Now it's tempting to think that this place is just a special case of cheapness and sloppiness but from talking to the diagnostic techs (the people that operate the cameras) that's not so. That clinic is a little worse than average in terms of loosing patient information but by no means the worst some of them at seen/heard of/worked at in their careers. It's worse in general at small facilities but even large hospitals often suffer from the same unprofessionalism.

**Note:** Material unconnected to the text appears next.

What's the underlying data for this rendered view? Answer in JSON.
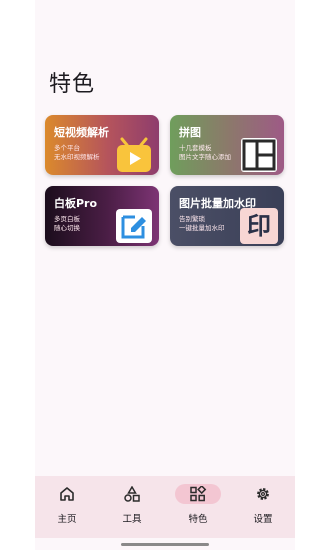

Your bank and the phone company keep much better track of your calls or your ATM transactions than most hospitals do with your CT or MRI scans...
"Listen: We are here on Earth to fart around. Don't let anybody tell you any different!" - Kurt Vonnegut
Actually, that's pretty close to the number of copies of Red Hat Google actually paid for in 200.
From hereOpen Source Java DAO Generator
Some of the reasons these techniques aren't used in enterprise computing:
Since I've seen it up close a few times, I can say that the standard "enterprise way" (Oracle/Sun/EMC) delivers very poor bang for the buck. If Google wanted to, they could deliver a modified GFS with any desired level of reliability by increasing the redundancy. And even after that bloating, it would still deliver greater bang for the buck than the conventional solutions.